The longest expansion on record is joined by a housing rebound
By PATRICK DUFFY
About this same time a year ago, I wrote about an economic expansion, which had been turbo-charged and extended by tax cuts leading to increased consumer confidence, more job openings than workers to
fill them, and the lowest unemployment rate since 1969. The housing market, facing headwinds including rising interest rates, lack of inventory, and rising prices, struggled to meet pent-up demand in much of the country.
Fast forward to late 2019, and although the housing market has benefitted from a drop
in mortgage rates, younger buyers are harder to find, and businesses remain cautious on new investments and hiring due to continued uncertainty with the status quo in global trade. Even if the United States and China were to end all tariffs tomorrow, the unraveling of the world’s decades-long trade order is expected to have wide-ranging implications for the global economy for years to come.

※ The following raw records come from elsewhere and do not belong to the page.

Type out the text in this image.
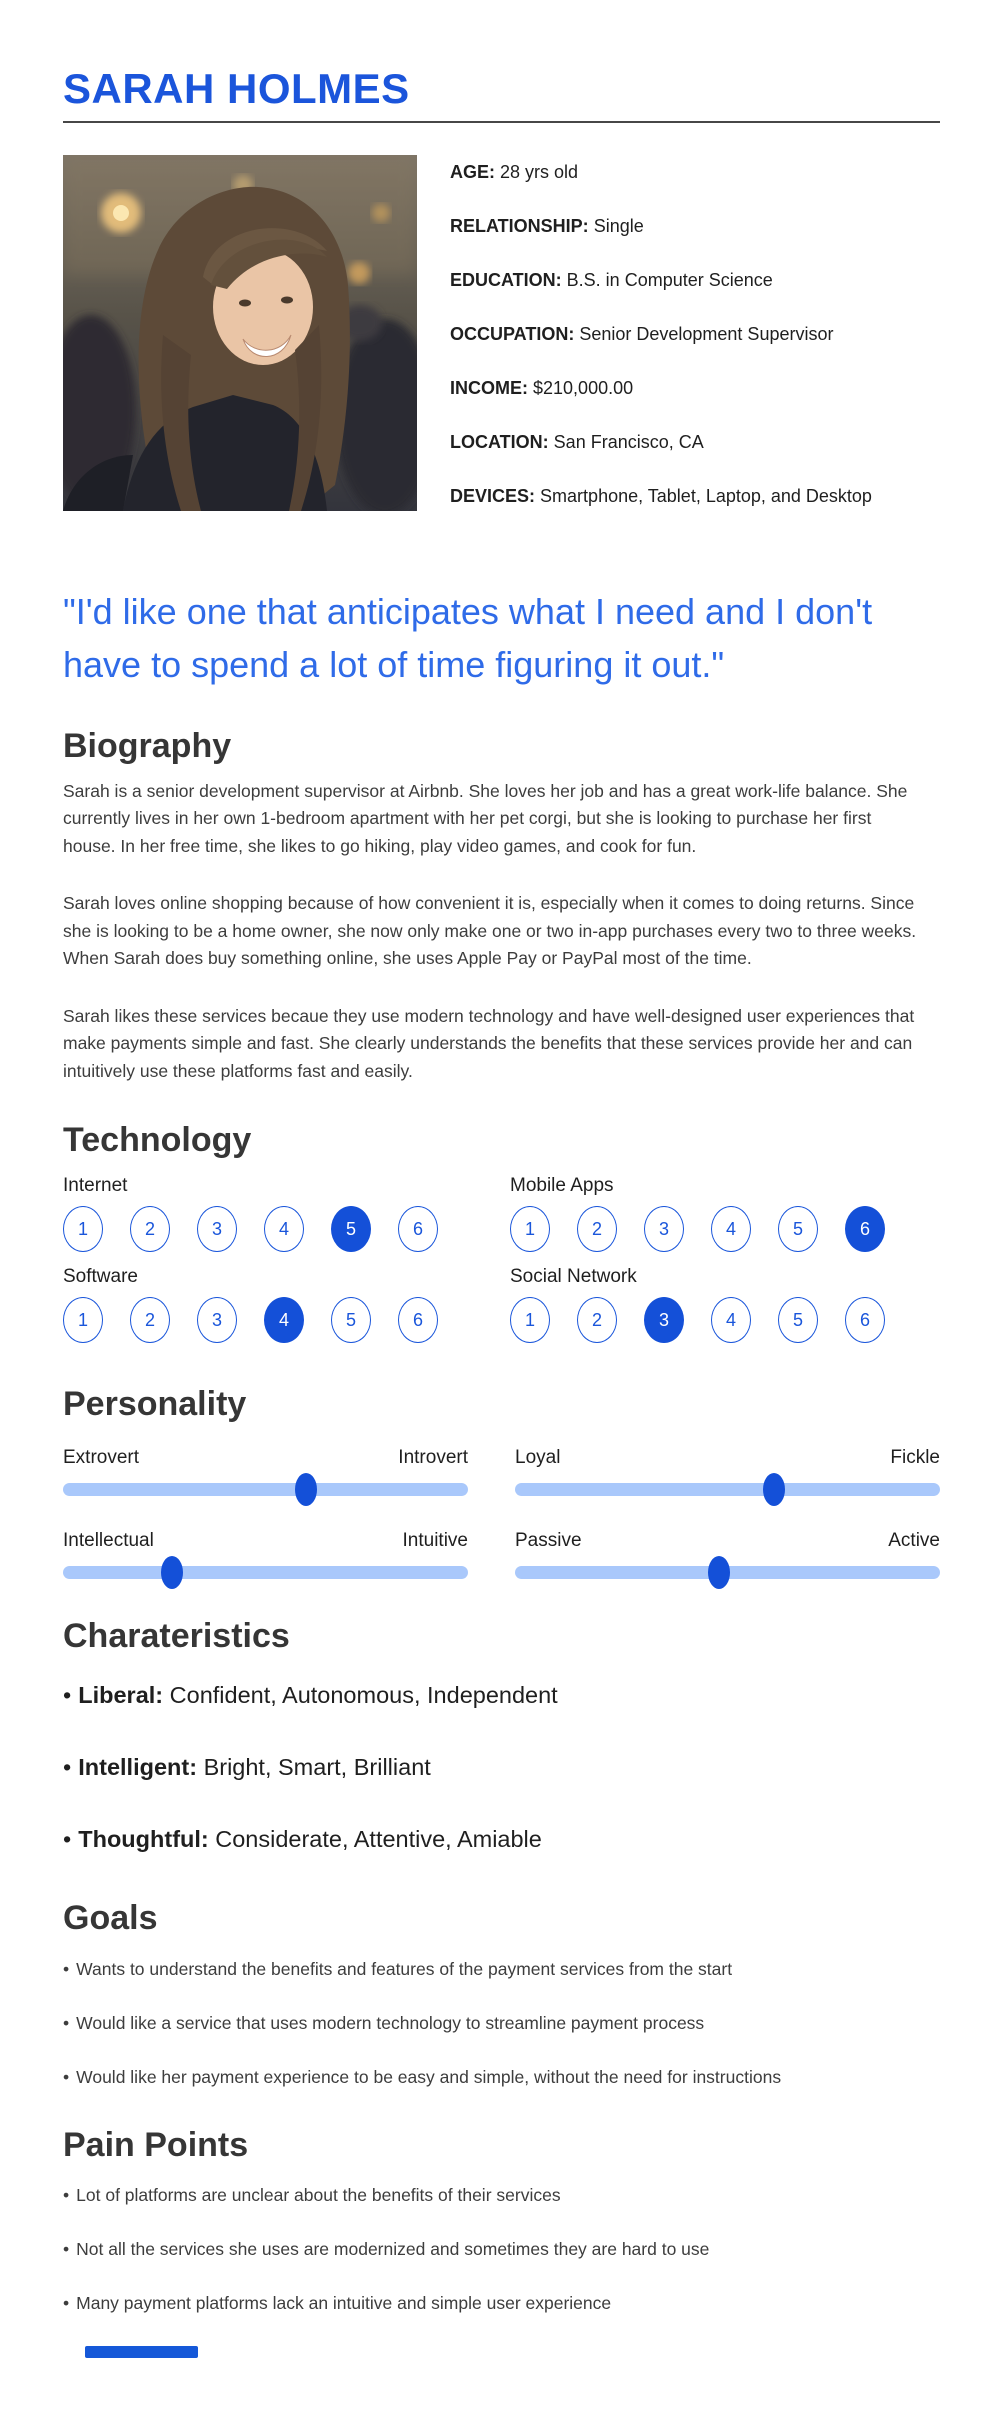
SARAH HOLMES
AGE: 28 yrs old
RELATIONSHIP: Single
EDUCATION: B.S. in Computer Science
OCCUPATION: Senior Development Supervisor
INCOME: $210,000.00
LOCATION: San Francisco, CA
DEVICES: Smartphone, Tablet, Laptop, and Desktop
"I'd like one that anticipates what I need and I don't have to spend a lot of time figuring it out."
Biography

Sarah is a senior development supervisor at Airbnb. She loves her job and has a great work-life balance. She currently lives in her own 1-bedroom apartment with her pet corgi, but she is looking to purchase her first house. In her free time, she likes to go hiking, play video games, and cook for fun.

Sarah loves online shopping because of how convenient it is, especially when it comes to doing returns. Since she is looking to be a home owner, she now only make one or two in-app purchases every two to three weeks. When Sarah does buy something online, she uses Apple Pay or PayPal most of the time.

Sarah likes these services becaue they use modern technology and have well-designed user experiences that make payments simple and fast. She clearly understands the benefits that these services provide her and can intuitively use these platforms fast and easily.

Technology
Internet
1	2	3	4	5	6
Mobile Apps
1	2	3	4	5	6
Software
1	2	3	4	5	6
Social Network
1	2	3	4	5	6
Personality
Extrovert	Introvert Loyal	Fickle
Intellectual	Intuitive Passive	Active
Charateristics
• Liberal: Confident, Autonomous, Independent
• Intelligent: Bright, Smart, Brilliant
• Thoughtful: Considerate, Attentive, Amiable
Goals
• Wants to understand the benefits and features of the payment services from the start
• Would like a service that uses modern technology to streamline payment process
• Would like her payment experience to be easy and simple, without the need for instructions
Pain Points
• Lot of platforms are unclear about the benefits of their services
• Not all the services she uses are modernized and sometimes they are hard to use
• Many payment platforms lack an intuitive and simple user experience
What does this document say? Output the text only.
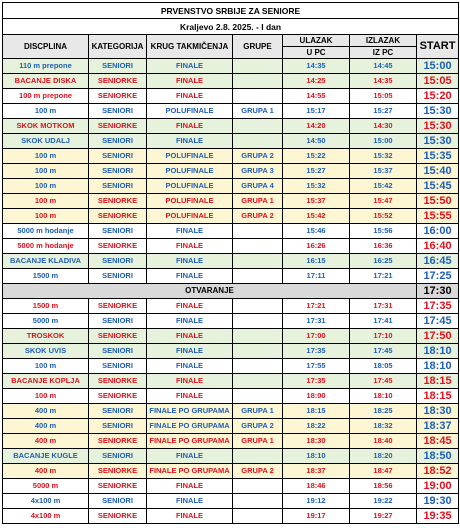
PRVENSTVO SRBIJE ZA SENIORE						
Kraljevo 2.8. 2025. - I dan						
DISCPLINA	KATEGORIJA	KRUG TAKMIČENJA	GRUPE	ULAZAK	IZLAZAK	START
				U PC	IZ PC	
110 m prepone	SENIORI	FINALE		14:35	14:45	15:00
BACANJE DISKA	SENIORKE	FINALE		14:25	14:35	15:05
100 m prepone	SENIORKE	FINALE		14:55	15:05	15:20
100 m	SENIORI	POLUFINALE	GRUPA 1	15:17	15:27	15:30
SKOK MOTKOM	SENIORKE	FINALE		14:20	14:30	15:30
SKOK UDALJ	SENIORI	FINALE		14:50	15:00	15:30
100 m	SENIORI	POLUFINALE	GRUPA 2	15:22	15:32	15:35
100 m	SENIORI	POLUFINALE	GRUPA 3	15:27	15:37	15:40
100 m	SENIORI	POLUFINALE	GRUPA 4	15:32	15:42	15:45
100 m	SENIORKE	POLUFINALE	GRUPA 1	15:37	15:47	15:50
100 m	SENIORKE	POLUFINALE	GRUPA 2	15:42	15:52	15:55
5000 m hodanje	SENIORI	FINALE		15:46	15:56	16:00
5000 m hodanje	SENIORKE	FINALE		16:26	16:36	16:40
BACANJE KLADIVA	SENIORI	FINALE		16:15	16:25	16:45
1500 m	SENIORI	FINALE		17:11	17:21	17:25
OTVARANJE						17:30
1500 m	SENIORKE	FINALE		17:21	17:31	17:35
5000 m	SENIORI	FINALE		17:31	17:41	17:45
TROSKOK	SENIORKE	FINALE		17:00	17:10	17:50
SKOK UVIS	SENIORI	FINALE		17:35	17:45	18:10
100 m	SENIORI	FINALE		17:55	18:05	18:10
BACANJE KOPLJA	SENIORKE	FINALE		17:35	17:45	18:15
100 m	SENIORKE	FINALE		18:00	18:10	18:15
400 m	SENIORI	FINALE PO GRUPAMA	GRUPA 1	18:15	18:25	18:30
400 m	SENIORI	FINALE PO GRUPAMA	GRUPA 2	18:22	18:32	18:37
400 m	SENIORKE	FINALE PO GRUPAMA	GRUPA 1	18:30	18:40	18:45
BACANJE KUGLE	SENIORI	FINALE		18:10	18:20	18:50
400 m	SENIORKE	FINALE PO GRUPAMA	GRUPA 2	18:37	18:47	18:52
5000 m	SENIORKE	FINALE		18:46	18:56	19:00
4x100 m	SENIORI	FINALE		19:12	19:22	19:30
4x100 m	SENIORKE	FINALE		19:17	19:27	19:35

Exactly what form those implications will take remains to be seen.
Fortunately, American consumers seem largely unfazed by these political stalemates, with their sentiment remaining at relatively high levels throughout the year, allowing them to boost both personal spending (rising by an average of 0.4 percent per month through the third quarter) and savings rates (averaging 8.2 percent in 2019 versus 7.2 percent for the same period of 2018).
U.S. GDP growth, which averaged 2.9 per- cent in 2018 before rising temporarily to 3.1 percent in the first quarter of 2019, softened to about 2.0 percent per year by the second and third quarters as businesses pulled back on investments.
As of mid-November — and based on very preliminary data — forecasts for GDP growth in the fourth quarter of 2019 ranged from a more anemic 0.7 to 1.0 percent.
Job growth, which dipped to 128,000 positions in October, averaged 167,000 per month through the first ten months of 2019, or down by 26.0 percent from the same period of 2018.
Still, with unemployment levels remaining close to 50-year lows and just over one million more unfilled jobs than the level of officially unemployed persons, it’s possible that the decline in average job growth is largely due to a combination of the economy operating at close to full capacity, and the difficulty of matching properly qualified candidates to open positions.
In order to provide some insurance against a slowing economy, the Federal Reserve completed three interest rate cuts in 2019, but has indicated it would need to see further evidence of economic deterioration before another reduction.
For now, inflation remains somewhat muted, with the Fed-preferred PCE Price Index flat in September and up just 1.3 percent year-over-year, or substantially less than the 2.0-percent level it prefers to maintain pricing stability.
Although the tight labor market and rising wages could lead to higher inflation, for now the relationship remains disconnected.
For the housing market, the steady drop in mortgage rates to a three-year low has made buying homes more affordable, with the NAHB/Wells Fargo Home Opportunity Index rising to 63.6 in the third quarter of 2019, or the highest level since the beginning of 2016. As a consequence, homebuilder confidence on the NAHB’s Housing Market Index steadily rose to 71 by November 2019, and was likely an important factor in the November announcement of housing giant Taylor Morrison acquiring William Lyon Homes in order to gain a foothold in other markets.
Indeed, William Lyon’s focus on the entry-level buyer could also help the newly combined company address ongoing affordability concerns for those wanting to jump on the housing ladder, with a recent NAR report finding the median age of first-time buyers ris- ing to 33, the oldest age in their survey dating back to 1981. At the same time, the median age of all buyers hit a new record of 47 after rising for three consecutive years, and is a stark contrast to just 31 in 1981.
Fortunately, sales of new single-family homes, which have gradually risen to an annual rate of over 700,000 in late 2019, were recently forecast by NAR Chief Economist Lawrence Yun to rise another 11 percent, and approach a 13-year high of 750,000 in 2020. Yun is also forecasting existing home sales to rise 3.6 percent to over 5.5 million in 2020, for the highest total since 2017.
More importantly, he is not forecasting a recession next year, due in large part to an increase in homebuilding activity, which would counteract other potential reductions in business investment.
In other words, the rebounding housing market could prove to be incredibly important to the U.S. economy in the months ahead.